Начало светать, вокруг проступили очертания крепостных стен, пылающий «Сатерленд» несколько поблек. Далеко в заливе, недосягаемые для городских пушек, стройной кильватерной колонной уходили в море пять британских линейных кораблей. Что-то было не так с «Плутоном» — только со второго взгляда Хорнблауэр понял, что флагман лишился грот-стеньги. По крайней мере одно французское ядро в цель угодило. Другие британские корабли, видимо не пострадали в этой, одной из самых блестящих операций в истории британского флота. Хорнблауэр оторвал взгляд от удаляющихся друзей и оглядел арену сражения. «Турень» и брандер сгинули, на месте «Сатерленда» догорали черные уголья, да вился над водою серый дымок. Два из трех линейных кораблей выбросило на камни к западу от крепости — не французам их починить. Уцелел только трехпалубник — побитый, без единой мачты, он качался на якоре у самой кромки прибоя. Первый же шторм выбросит на берег и его. Британскому средиземноморскому флоту не придется больше следить за заливом Росас.
Появился генерал Видаль, комендант крепости — он вместе со штабными офицерами делал обход и спас Хорнблауэра от приступа отчаяния, в которое тот чуть было не впал, провожая глазами удаляющихся друзей.
При виде Хорнблауэра генерал остановился.
— Что вы здесь делаете? — спросил он, однако за внешней суровостью угадывалось жалостливое участие — его Хорнблауэр замечал с тех пор, как пошли разговоры о расстреле.
— Меня выпустил караульный офицер, — объяснил Хорнблауэр на ломаном французском. — Я дал ему слово чести, что не сделаю попытки бежать. Если хотите, я повторю это в вашем присутствии.
— Он не имел права вас отпускать, — буркнул комендант, однако в речи его сквозило все то же роковое участие. — Полагаю, вы хотели видеть сражение?
— Да, генерал.
— Ваши соотечественники провели блестящую операцию. — Генерал печально покачал головой. — Боюсь, капитан, после этих событий вы не выиграли в глазах парижского правительства.

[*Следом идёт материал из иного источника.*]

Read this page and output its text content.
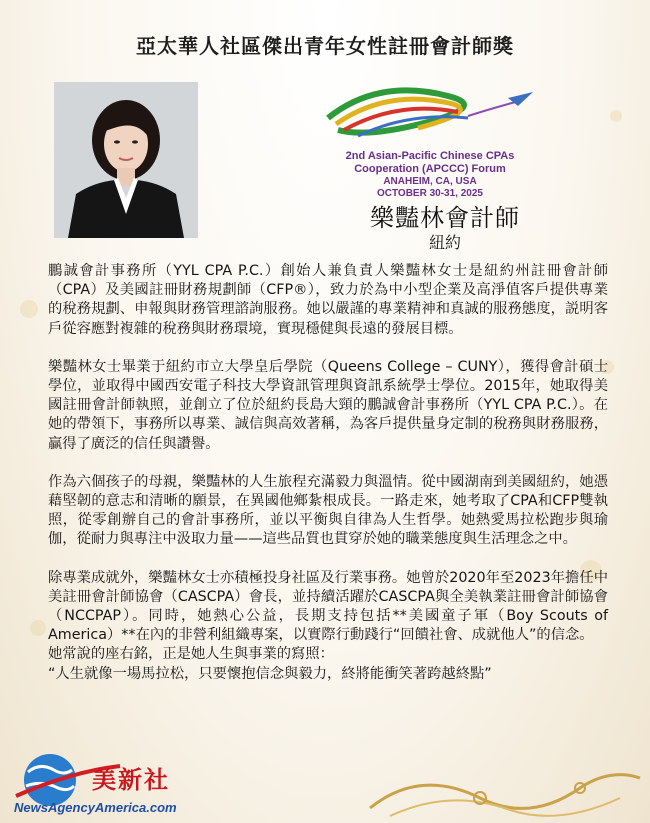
亞太華人社區傑出青年女性註冊會計師獎
2nd Asian-Pacific Chinese CPAs
Cooperation (APCCC) Forum
ANAHEIM, CA, USA
OCTOBER 30-31, 2025
樂豔林會計師
紐約

鵬誠會計事務所（YYL CPA P.C.）創始人兼負責人樂豔林女士是紐約州註冊會計師（CPA）及美國註冊財務規劃師（CFP®），致力於為中小型企業及高淨值客戶提供專業的稅務規劃、申報與財務管理諮詢服務。她以嚴謹的專業精神和真誠的服務態度，説明客戶從容應對複雜的稅務與財務環境，實現穩健與長遠的發展目標。

樂豔林女士畢業于紐約市立大學皇后學院（Queens College – CUNY），獲得會計碩士學位，並取得中國西安電子科技大學資訊管理與資訊系統學士學位。2015年，她取得美國註冊會計師執照，並創立了位於紐約長島大頸的鵬誠會計事務所（YYL CPA P.C.）。在她的帶領下，事務所以專業、誠信與高效著稱，為客戶提供量身定制的稅務與財務服務，贏得了廣泛的信任與讚譽。

作為六個孩子的母親，樂豔林的人生旅程充滿毅力與溫情。從中國湖南到美國紐約，她憑藉堅韌的意志和清晰的願景，在異國他鄉紮根成長。一路走來，她考取了CPA和CFP雙執照，從零創辦自己的會計事務所，並以平衡與自律為人生哲學。她熱愛馬拉松跑步與瑜伽，從耐力與專注中汲取力量——這些品質也貫穿於她的職業態度與生活理念之中。

除專業成就外，樂豔林女士亦積極投身社區及行業事務。她曾於2020年至2023年擔任中美註冊會計師協會（CASCPA）會長，並持續活躍於CASCPA與全美執業註冊會計師協會（NCCPAP）。同時，她熱心公益，長期支持包括**美國童子軍（Boy Scouts of America）**在內的非營利組織專案，以實際行動踐行“回饋社會、成就他人”的信念。

她常說的座右銘，正是她人生與事業的寫照：

“人生就像一場馬拉松，只要懷抱信念與毅力，終將能衝笑著跨越終點”

美新社
NewsAgencyAmerica.com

Хорнблауэр пожал плечами — за несколько дней общения с французами он успел подцепить эту привычку. Дивясь своему равнодушию, он отметил, что комендант впервые открыто намекнул на исходящую из Парижа угрозу.
— Мне нечего страшиться за свои поступки.
— Да-да, конечно, — сказал комендант торопливо и несколько смущенно, будто убеждал ребенка, что лекарство не горькое.
Он огляделся, ища, на что бы перевести разговор — к счастью, повод отыскался сразу. Из недр крепости донеслись приглушенные крики «ура!» — английские, не итальянские.
— Должно быть, это ваши люди, капитан, — сказал генерал, снова улыбаясь. — Полагаю, новый пленный рассказывает им о сегодняшнем сражении.
— Новый пленный? — переспросил Хорнблауэр.
— Да-да. Человек, который упал за борт адмиральского корабля — «Плутон», кажется? — и выплыл на берег. Вам, наверно, интересно с ним поговорить, капитан? Так поговорите. Дюпон, проводи капитана в тюрьму.
Хорнблауэр так торопился выслушать новоприбывшего, что едва нашел время поблагодарить коменданта. За две недели в плену он приобрел неодолимую тягу к новостям. Он сбежал по пандусу впереди отдувающегося Дюпона, бегом пересек брусчатый дворик. Провожатый велел часовому открыть дверь, и по темной лестнице они спустились еще к одной двери, окованной железом. Здесь дежурили двое часовых, гремя ключами, они отворили дверь, и Хорнблауэр вошел в камеру.
Большое и низкое складское помещение освещалось и проветривалось двумя зарешеченными отверстиями, выходящими в крепостной ров, оно пахло человеческим телом, а в данную минуту еще и гудело от голосов. Все те, кто остались от команды «Сатерленда», забрасывали вопросами человека, скрытого в середине толпы. При появлении Хорнблауэра толпа раздалась, и новый пленник вышел вперед — матрос в одних только холщовых штанах и с длинной косицей за спиной.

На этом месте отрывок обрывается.